The problem often starts with communication—or rather, lack of it. When adult children are unable or unwilling to talk to aging relatives about their preferences for care, legal and financial details, or medical decision-making authority, it can be even more overwhelming. Guilt, that persistent feeling that one is not doing enough, can be paralyzing when caregivers are juggling multiple tasks and responsibilities.
If you’re in the Sandwich Generation, what can you do to minimize the squeeze?
Talk. It is very important to have those difficult conversations about care wishes and preferences. That’s the only way to prepare for the “what ifs” that will inevitably arise. Children and elders must communicate so that all have a chance to talk about their thoughts, feelings, and concerns. Make it an ongoing practice that includes active listening and problem solving.
Share. There is enough work to go around. Family members or siblings can divide the tasks. Mutual expectations can be established, and each person can participate in the valuable and rewarding gift that caregiving can be. If you’re not the primary caregiver, make it a point to assist the person who is. Avoid second-guessing.

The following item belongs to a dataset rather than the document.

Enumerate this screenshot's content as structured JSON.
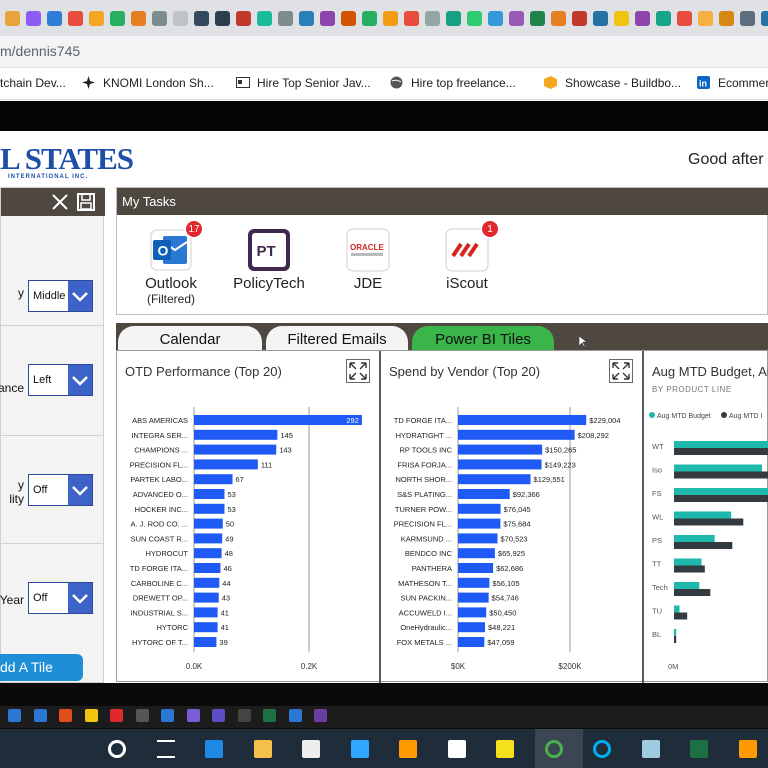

Learn. Many caregivers are surprised to learn that there are resources in the community designed to support seniors and those caring for them. Find out what your community, church, and civic organizations offer and use those resources. Educate yourself on the basics of insurance coverage and the legal/financial documents needed to manage your loved one’s affairs. Learn about assets, power of attorney designations, policies, debts, and resources already in place. Too often adult children adopt the “We’ll cross that bridge when we come to it” attitude. That’s a surefire recipe for a crisis, which forces families to make rushed, last-minute decisions that always cost more. If you don’t know how to plan or where to start, buy books, use internet resources, or call your Area Agency on Aging for help. This is especially important if your elder is not forthcoming about details or won’t engage in a meaningful way.
Connect. Most communities host groups that can provide support to family caregivers along with resources, referrals, and information about programs and services. You’ll learn a lot and you may even be able to uncover and process the complex feelings that caregiver often generates. As everyone you know grow older, you may find that many other colleagues, friends, and neighbors are dealing with the same issues. It can be a relief to discover that you are not alone.
Tune in. Remember, caregivers are prone to illness, so listen to your body. Continue to eat well, exercise, and maintain or restore balance in your life. Take time for yourself every day. Laugh. Make time for your own marriage and children. Try not to get lost in caregiving. Your elder and your health depend on you!!